Fashola, JICA inaugurate 60 MVAR project to improve electricity supply
Babatunde Fashola and the Japanese International Cooperation Agency, JICA on Thursday inaugurated 60 Modular Automatic Voltage Regulator (MVAR), power capacitor bank project to improve voltage of electricity supplied in selected locations across the country.
Speaking at the inauguration of the project, the Minister of Power, Works and Housing, Babatunde Fashola, while lauding JICA’s support said it was wrong for anyone to say power investors were leaving Nigeria and stressed that on the contrary, the appetite for investments in the sector was still high.
Fashola, officials of JICA, as well as those from the Transmission Company Nigeria, said the inaugurated project will serve the Federal Capital Territory and neighbouring states.

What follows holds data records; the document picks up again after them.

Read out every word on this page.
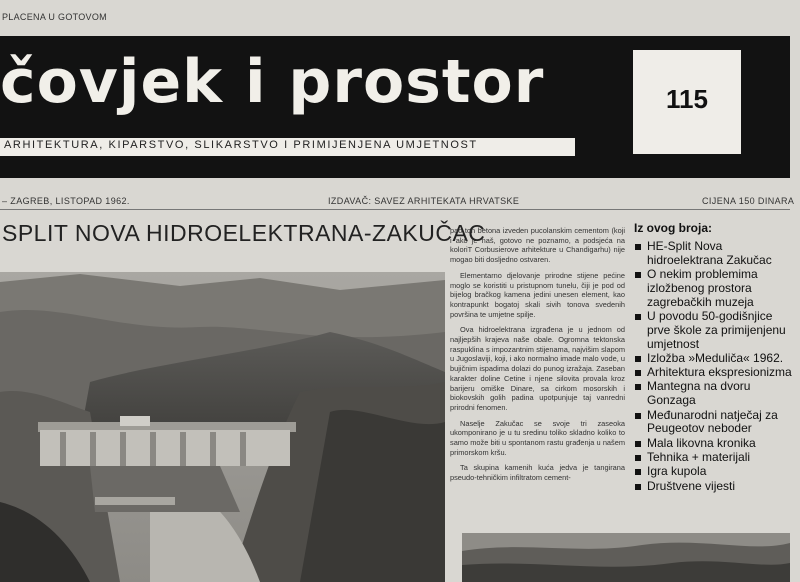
PLACENA U GOTOVOM
čovjek i prostor	115
ARHITEKTURA, KIPARSTVO, SLIKARSTVO I PRIMIJENJENA UMJETNOST
– ZAGREB, LISTOPAD 1962.	IZDAVAČ: SAVEZ ARHITEKATA HRVATSKE	CIJENA 150 DINARA
SPLIT NOVA HIDROELEKTRANA-ZAKUČAC

pao ton betona izveden pucolanskim cementom (koji i ako je naš, gotovo ne poznamo, a podsjeća na koloriT Corbusierove arhitekture u Chandigarhu) nije mogao biti dosljedno ostvaren.

Elementarno djelovanje prirodne stijene pećine moglo se koristiti u pristupnom tunelu, čiji je pod od bijelog bračkog kamena jedini unesen element, kao kontrapunkt bogatoj skali sivih tonova svedenih površina te umjetne spilje.

Ova hidroelektrana izgrađena je u jednom od najljepših krajeva naše obale. Ogromna tektonska raspuklina s impozantnim stijenama, najvišim slapom u Jugoslaviji, koji, i ako normalno imade malo vode, u bujičnim ispadima dolazi do punog izražaja. Zaseban karakter doline Cetine i njene silovita provala kroz barijeru omiške Dinare, sa cirkom mosorskih i biokovskih golih padina upotpunjuje taj vanredni prirodni fenomen.

Naselje Zakučac se svoje tri zaseoka ukomponirano je u tu sredinu toliko skladno koliko to samo može biti u spontanom rastu građenja u našem primorskom kršu.

Ta skupina kamenih kuća jedva je tangirana pseudo-tehničkim infiltratom cement-

Iz ovog broja:
HE-Split Nova hidroelektrana Zakučac
O nekim problemima izložbenog prostora zagrebačkih muzeja
U povodu 50-godišnjice prve škole za primijenjenu umjetnost
Izložba »Meduliča« 1962.
Arhitektura ekspresionizma
Mantegna na dvoru Gonzaga
Međunarodni natječaj za Peugeotov neboder
Mala likovna kronika
Tehnika + materijali
Igra kupola
Društvene vijesti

The second power capacitor bank, which will serve other locations, is located in Keffi and will be handed over to the Federal Government by JICA in June this year.
On investments in the power sector, Fashola said, “This morning somebody said all the investors are leaving Nigeria. But please play the speech of the Japanese Ambassador, Sadanobu Kusaoke, to this person that not only have they (JICA) completed these projects, they are undertaking another one in Lagos and they are going to do more.
“If there was one sector in the Nigerian economy that investment appetite is high, it is the power sector and the potentials that it brings on. I couldn’t say that more eloquently than the way Ambassador Kusaoke has put it.”
The Chief Representative of JICA, Nigeria Office, Katsutoshi Komori, described the projects as “emergency improvement facilities,” adding that improving core infrastructure in the power sector was one of the priority areas of the agency’s programmes in Nigeria.
He said, “It is my pleasure to be here today to celebrate the commissioning and handover of ‘the project for emergency improvement of electricity supply facilities in Abuja.’ In Nigeria, the high ratio of reactive power, together with insufficient capacity of facilities, interfere with the quality of electricity supply.
“For instance, areas like the Federal Capital Territory and Nasarawa State have particularly high population growth rate and are some distance away from power generation facilities, as a result suffer from voltage drops and power loss. To address this challenge, JICA provided a grant for the procurement and installation of power capacitor and related equipment at Apo and Keffi substations.”
The Managing Director/Chief Executive Officer, TCN, Usman Mohammed, said the 60MVAR power capacitor bank situated in the Apo transmission substation in Abuja, was necessitated by the ongoing transmission rehabilitaion and reinforcement of power infrastructure in Nigeria by the TCN to improve its wheeling capacity at the interface level with electricity distribution companies.
He noted that the facility was installed by JICA, adding that it will improve the voltage of the power supply in Abuja, Nasarawa and Benue states.
The grant agreement for the Apo and Keffi power capacitor bank projects was signed between the Federal Ministry of Budget and National Planning and JICA, with the Federal Ministry of Power, Works and Housing as a witness on February 11, 2016, while the contract was awarded to EPC contractor in July 2016 at the cost of $12.1m.